Open sky and heights. He’d been somewhere dark and fetid, but it was ancient and forgotten to him. There was something of great import that he must do, but he had no memory of what and it didn’t vex him.
The hill he stood upon was more mountain than hill, and he felt a great relief to be there, like he could stretch his arms and soar. There was no charge, no walls, and no authority left to weigh on him. He was alone, as he always was, but without burden. He was his own man and at peace. The sky was light and simple like a springs day, though he only knew it and could not see it. He knew it was a virgin blue and the few clouds a brilliant white, but they were far away. He knew the sun was bright, but he couldn’t feel it on his skin for he wasn't meant to.

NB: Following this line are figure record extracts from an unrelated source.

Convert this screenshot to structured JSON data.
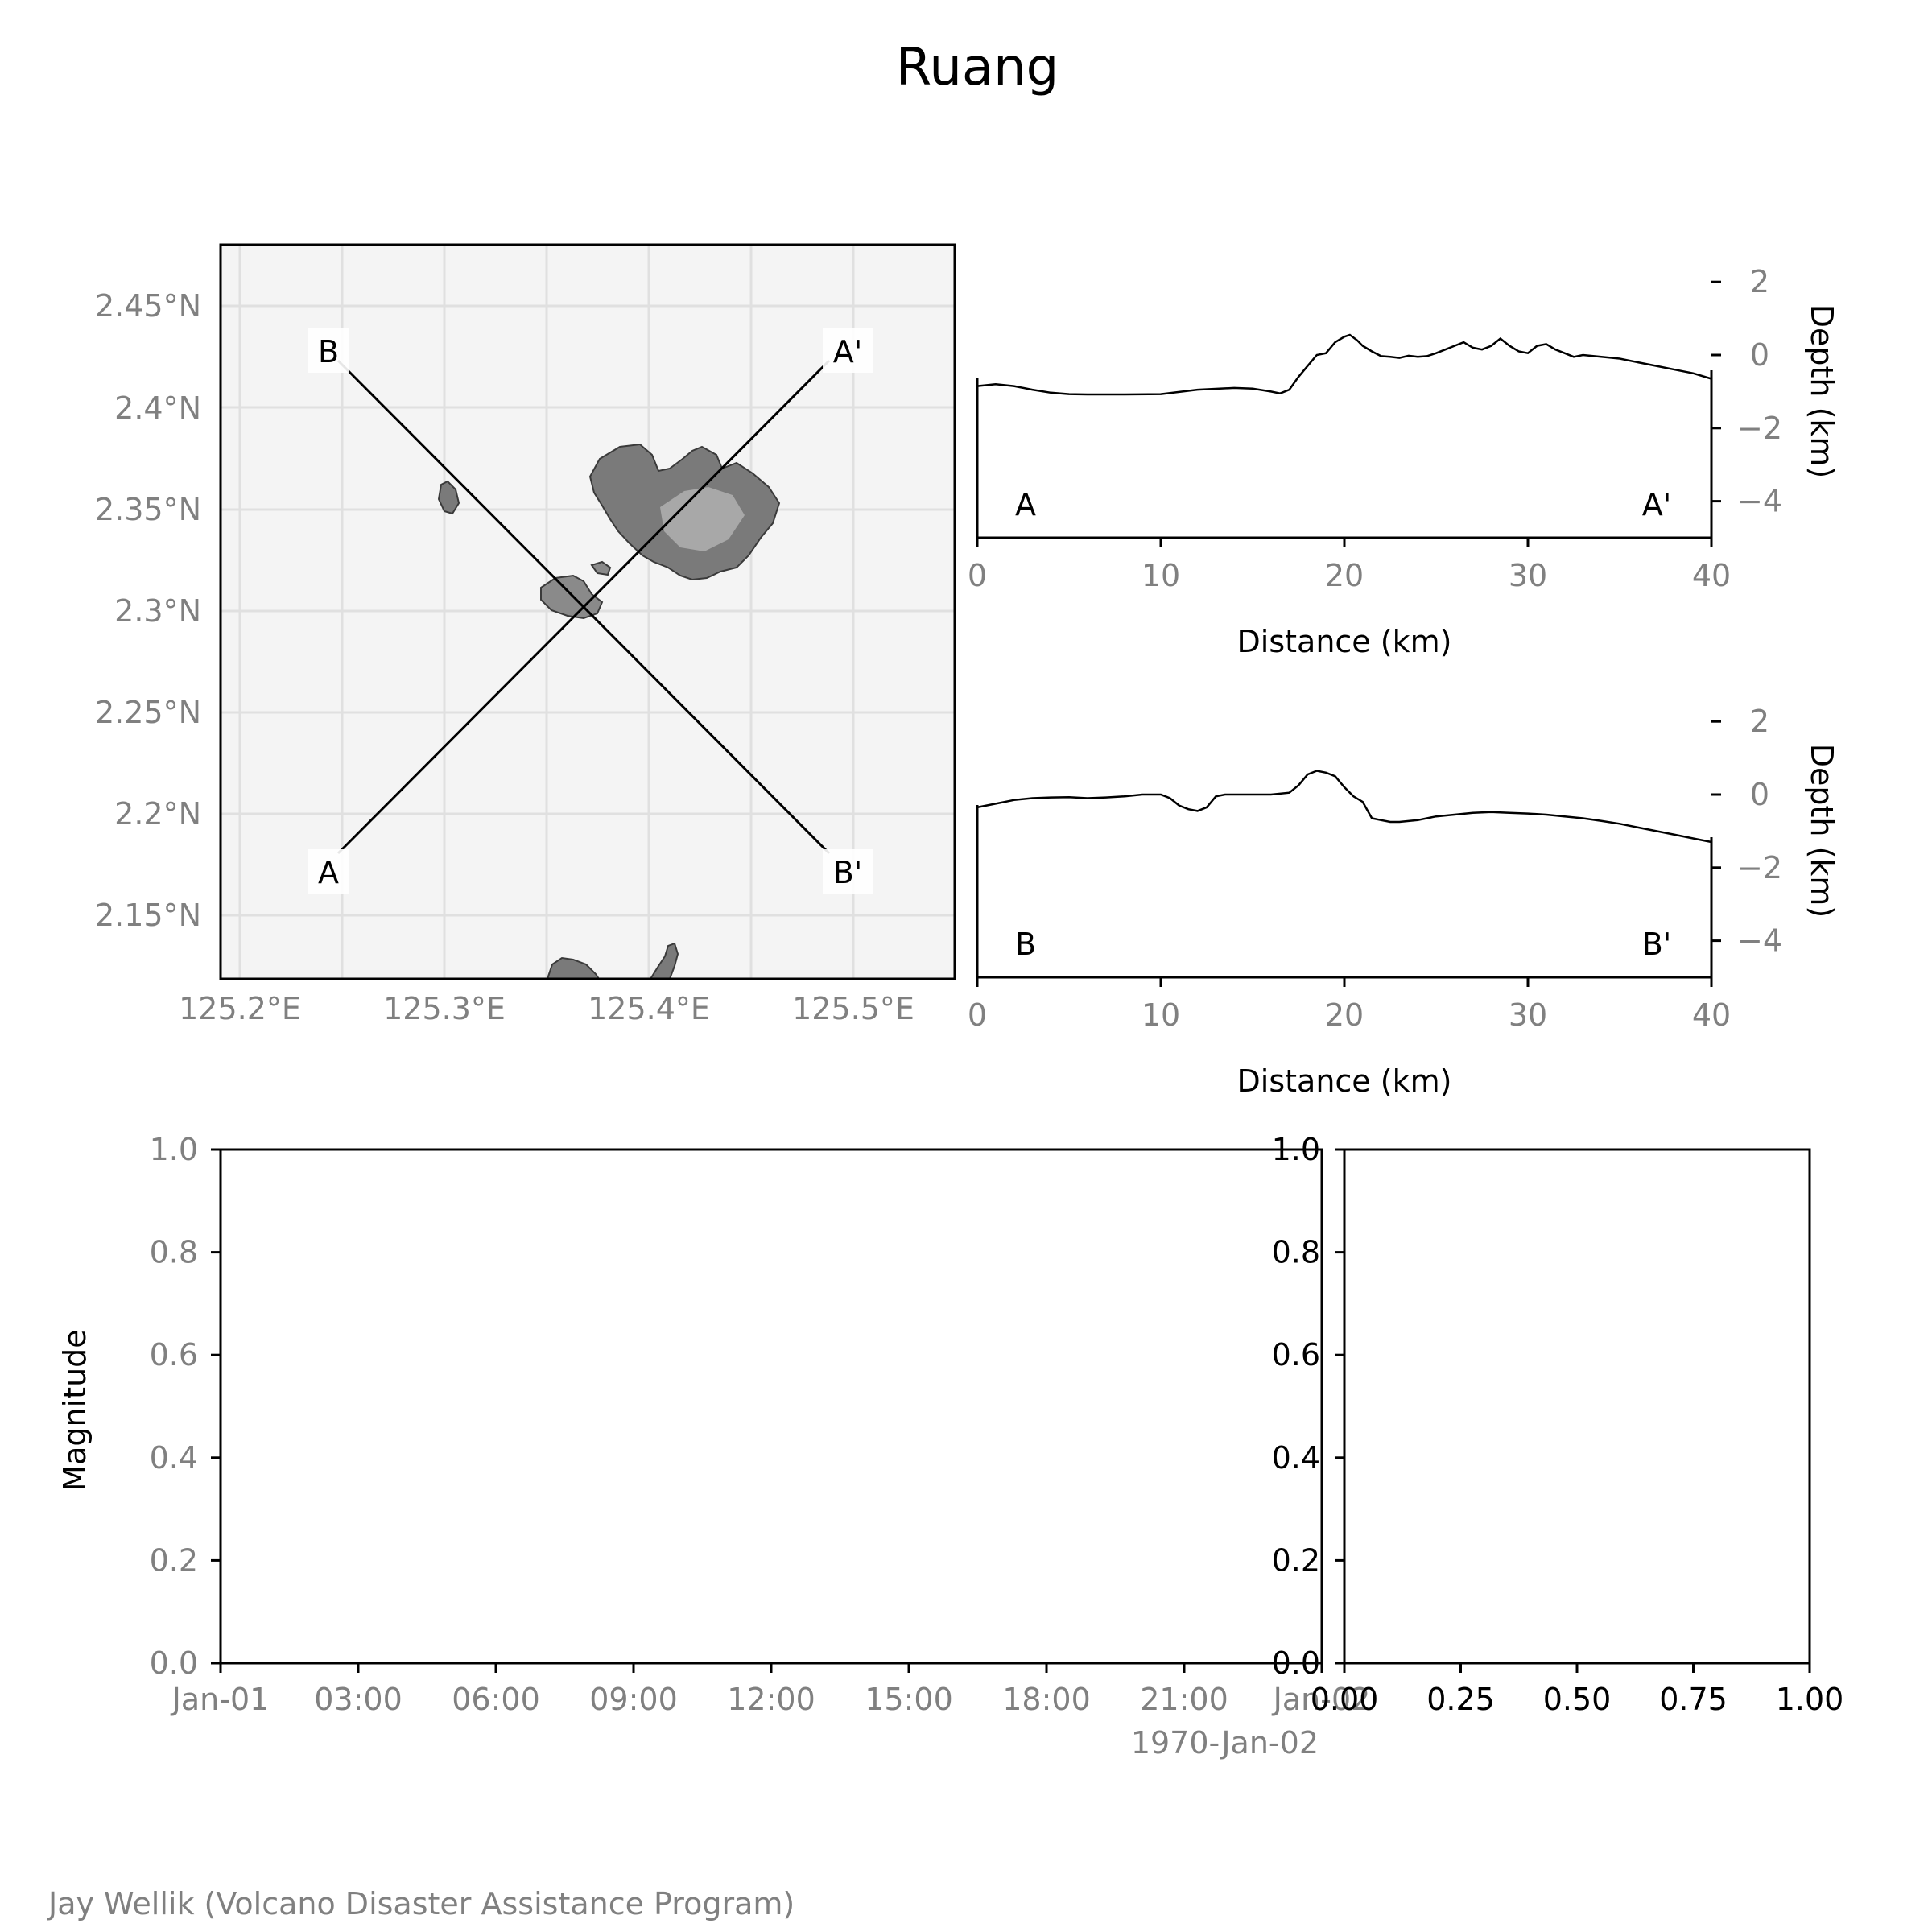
{
  "title": "Ruang",
  "credit": "Jay Wellik (Volcano Disaster Assistance Program)",
  "map": {
    "lon_ticks": [
      "125.2°E",
      "125.3°E",
      "125.4°E",
      "125.5°E"
    ],
    "lat_ticks": [
      "2.45°N",
      "2.4°N",
      "2.35°N",
      "2.3°N",
      "2.25°N",
      "2.2°N",
      "2.15°N"
    ],
    "profile_labels": {
      "A": "A",
      "A_prime": "A'",
      "B": "B",
      "B_prime": "B'"
    }
  },
  "chart_data": [
    {
      "type": "line",
      "name": "profile-A",
      "start_label": "A",
      "end_label": "A'",
      "xlabel": "Distance (km)",
      "ylabel": "Depth (km)",
      "xlim": [
        0,
        40
      ],
      "ylim": [
        -5,
        2.5
      ],
      "xticks": [
        "0",
        "10",
        "20",
        "30",
        "40"
      ],
      "yticks": [
        "2",
        "0",
        "−2",
        "−4"
      ],
      "x": [
        0,
        1,
        2,
        3,
        4,
        5,
        6,
        8,
        10,
        12,
        14,
        15,
        16,
        16.5,
        17,
        17.5,
        18,
        18.5,
        19,
        19.5,
        20,
        20.3,
        20.7,
        21,
        21.5,
        22,
        22.5,
        23,
        23.5,
        24,
        24.5,
        25,
        25.5,
        26,
        26.5,
        27,
        27.5,
        28,
        28.5,
        29,
        29.5,
        30,
        30.5,
        31,
        31.5,
        32,
        32.5,
        33,
        34,
        35,
        36,
        37,
        38,
        39,
        40
      ],
      "y": [
        -0.85,
        -0.8,
        -0.85,
        -0.95,
        -1.03,
        -1.07,
        -1.08,
        -1.08,
        -1.07,
        -0.95,
        -0.9,
        -0.92,
        -1.0,
        -1.05,
        -0.95,
        -0.6,
        -0.3,
        0.0,
        0.05,
        0.35,
        0.5,
        0.55,
        0.4,
        0.25,
        0.1,
        -0.03,
        -0.05,
        -0.08,
        -0.02,
        -0.05,
        -0.03,
        0.05,
        0.15,
        0.25,
        0.35,
        0.2,
        0.15,
        0.25,
        0.45,
        0.25,
        0.1,
        0.05,
        0.25,
        0.3,
        0.15,
        0.05,
        -0.05,
        0.0,
        -0.05,
        -0.1,
        -0.2,
        -0.3,
        -0.4,
        -0.5,
        -0.65
      ]
    },
    {
      "type": "line",
      "name": "profile-B",
      "start_label": "B",
      "end_label": "B'",
      "xlabel": "Distance (km)",
      "ylabel": "Depth (km)",
      "xlim": [
        0,
        40
      ],
      "ylim": [
        -5,
        2.5
      ],
      "xticks": [
        "0",
        "10",
        "20",
        "30",
        "40"
      ],
      "yticks": [
        "2",
        "0",
        "−2",
        "−4"
      ],
      "x": [
        0,
        1,
        2,
        3,
        4,
        5,
        6,
        7,
        8,
        9,
        10,
        10.5,
        11,
        11.5,
        12,
        12.5,
        13,
        13.5,
        14,
        15,
        16,
        17,
        17.5,
        18,
        18.5,
        19,
        19.5,
        20,
        20.5,
        21,
        21.5,
        22,
        22.5,
        23,
        24,
        25,
        26,
        27,
        28,
        29,
        30,
        31,
        32,
        33,
        34,
        35,
        36,
        37,
        38,
        39,
        40
      ],
      "y": [
        -0.35,
        -0.25,
        -0.15,
        -0.1,
        -0.08,
        -0.07,
        -0.1,
        -0.08,
        -0.05,
        0.0,
        0.0,
        -0.1,
        -0.3,
        -0.4,
        -0.45,
        -0.35,
        -0.05,
        0.0,
        0.0,
        0.0,
        0.0,
        0.05,
        0.25,
        0.55,
        0.65,
        0.6,
        0.5,
        0.2,
        -0.05,
        -0.2,
        -0.65,
        -0.7,
        -0.75,
        -0.75,
        -0.7,
        -0.6,
        -0.55,
        -0.5,
        -0.48,
        -0.5,
        -0.52,
        -0.55,
        -0.6,
        -0.65,
        -0.72,
        -0.8,
        -0.9,
        -1.0,
        -1.1,
        -1.2,
        -1.3
      ]
    },
    {
      "type": "scatter",
      "name": "magnitude-time",
      "ylabel": "Magnitude",
      "ylim": [
        0.0,
        1.0
      ],
      "yticks": [
        "0.0",
        "0.2",
        "0.4",
        "0.6",
        "0.8",
        "1.0"
      ],
      "xticks": [
        "Jan-01",
        "03:00",
        "06:00",
        "09:00",
        "12:00",
        "15:00",
        "18:00",
        "21:00",
        "Jan-02"
      ],
      "x_offset_label": "1970-Jan-02",
      "points": []
    },
    {
      "type": "scatter",
      "name": "side-panel",
      "xlim": [
        0.0,
        1.0
      ],
      "ylim": [
        0.0,
        1.0
      ],
      "xticks": [
        "0.00",
        "0.25",
        "0.50",
        "0.75",
        "1.00"
      ],
      "yticks": [
        "0.0",
        "0.2",
        "0.4",
        "0.6",
        "0.8",
        "1.0"
      ],
      "points": []
    }
  ]
}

Far below was a great sea. The blue expanse married the land that nestled the sprawl of a great town. He knew it to be bustling and buzzing as a hive of life, but he couldn’t hear the children or trade. The town was easy to map from there, and this satisfied him as lord over domain, but dread filled him.
He knew the terrible secret of that place as much as he knew its fate. The doom was not of its own making, but still it lurked eternally. He could see the thing that should not be, as if it was of the town and people. He knew it was his responsibility, but he’d failed and his shame spilled forth over his hill.
He watched the tide shrink away beyond the horizon, replaced with deadly cliffs of racing blue, so deep it was black as bile.
The town was silent to him, to the end. The waves washed it clean until all was still. He faded to consuming darkness; his fury muted and his mind lost. He was alone, as he always was; adrift in the nothing. He felt a pulsing in his ears that grew, and grew. The steady throb took his throne; a maddening hammering of a hidden, dark heart; until he too was at peace, and all was of the kingdom of one beating will.